Perhaps the strongest advice he gave concerned the pursuit of a doctorate. When Aare Dele Momodu spoke of his desire to pursue a PhD, Professor Adeniyi’s response challenged a growing culture in which academic qualifications are sometimes pursued as symbols of prestige rather than vehicles of inquiry. A PhD earned for the title that follows a name produces a credential without a contribution. A PhD earned out of genuine curiosity produces new knowledge and, more importantly, sustains the kind of intellectual restlessness that defines a thinking life. Professor Adeniyi’s counsel was that one should choose a field that strikes them professionally and personally, something that connects to lived purpose rather than social signalling, because the value of advanced study lies in the questions it forces a person to keep asking long after the degree is conferred.

Professor Abiodun did not reserve his counsel for matters of scholarship alone. Turning to the younger staff in the room, Professor Adeniyi offered something closer to reassurance than instruction, that everything they are currently going through, the uncertainty, the striving, the sense of being far from where they hope to be, is a phase both he and Aare Dele Momodu have lived through themselves. It was a reminder that ambition rarely moves on a straight or visible timeline. The goals and dreams that feel distant now are not denied, only delayed, and what stands between the present moment and their fulfilment is simply time and dedication, applied without pause.

 

Underneath all these threads, travel, documentation, the meaning of scholarship, was a single, unifying idea about legacy. Legacy isn’t what people say about you. It’s what remains after you leave. This distinction matters because praise is temporary and circumstantial, shaped by mood, politics, and memory’s natural decay. What remains, however, is structural. It is the book on a shelf, the institution still running, the idea still being taught.
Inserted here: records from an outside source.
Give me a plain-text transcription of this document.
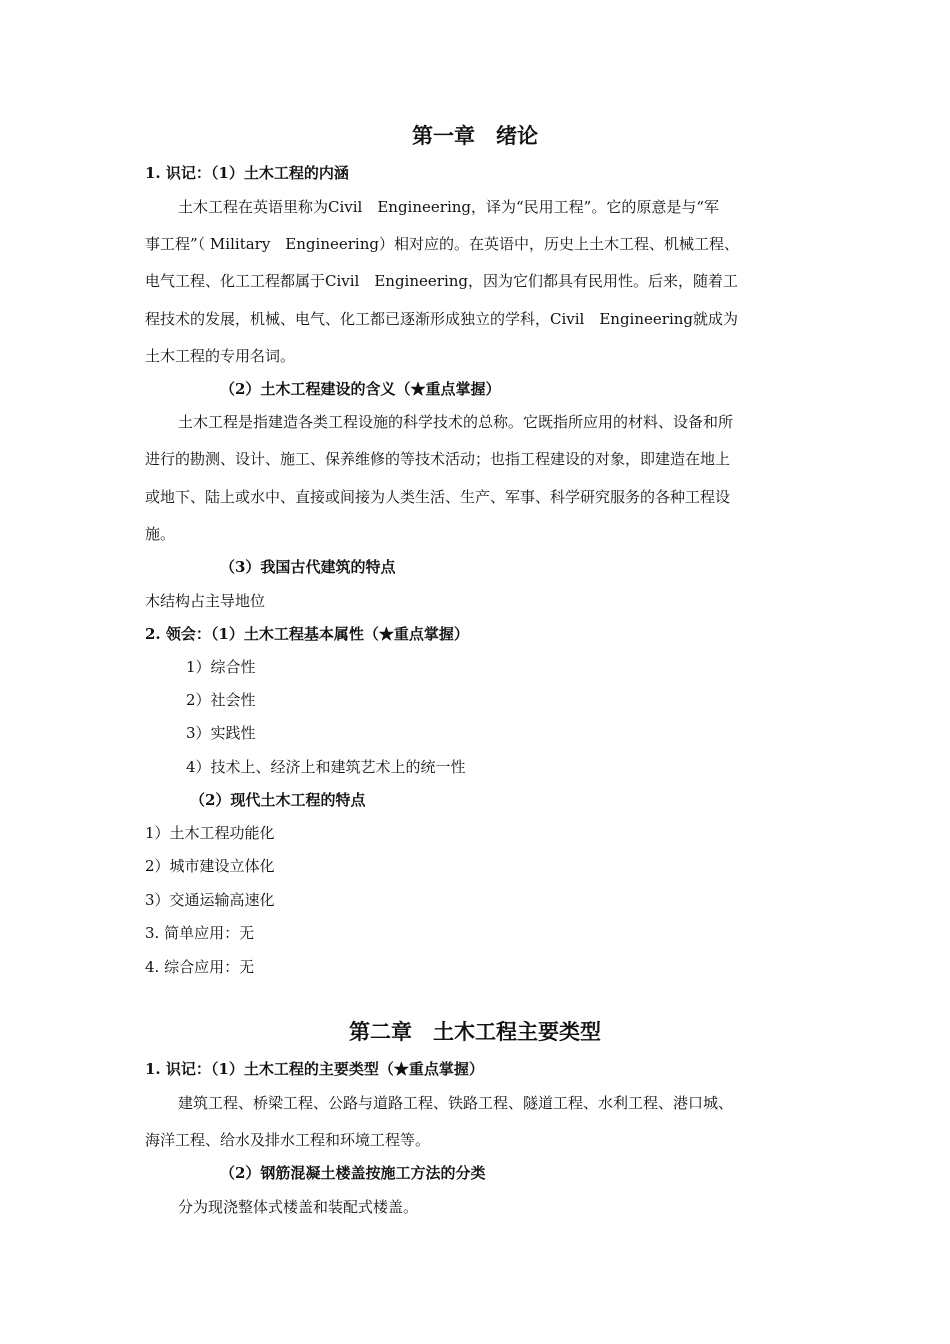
第一章　绪论
1. 识记：（1）土木工程的内涵
土木工程在英语里称为Civil　Engineering，译为“民用工程”。它的原意是与“军
事工程”（ Military　Engineering）相对应的。在英语中，历史上土木工程、机械工程、
电气工程、化工工程都属于Civil　Engineering，因为它们都具有民用性。后来，随着工
程技术的发展，机械、电气、化工都已逐渐形成独立的学科，Civil　Engineering就成为
土木工程的专用名词。
（2）土木工程建设的含义（★重点掌握）
土木工程是指建造各类工程设施的科学技术的总称。它既指所应用的材料、设备和所
进行的勘测、设计、施工、保养维修的等技术活动；也指工程建设的对象，即建造在地上
或地下、陆上或水中、直接或间接为人类生活、生产、军事、科学研究服务的各种工程设
施。
（3）我国古代建筑的特点
木结构占主导地位
2. 领会：（1）土木工程基本属性（★重点掌握）
1）综合性
2）社会性
3）实践性
4）技术上、经济上和建筑艺术上的统一性
（2）现代土木工程的特点
1）土木工程功能化
2）城市建设立体化
3）交通运输高速化
3. 简单应用：无
4. 综合应用：无
第二章　土木工程主要类型
1. 识记：（1）土木工程的主要类型（★重点掌握）
建筑工程、桥梁工程、公路与道路工程、铁路工程、隧道工程、水利工程、港口城、
海洋工程、给水及排水工程和环境工程等。
（2）钢筋混凝土楼盖按施工方法的分类
分为现浇整体式楼盖和装配式楼盖。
This is where the conversation returned, inevitably, to the Centre itself. The library. The scholars’ rooms. The conversations. The institution. Professor Adeniyi appeared genuinely moved by what he encountered, not by the scale of the buildings, but by what the buildings were designed to hold. Perhaps that is why Professor Adeniyi appeared genuinely moved by the Centre. It was never merely about architecture. It was about permanence. Buildings become legacy only when they preserve ideas.

Every visit leaves footprints. Some are physical. Others are intellectual. Professor Abiodun Adeniyi’s visit left the latter.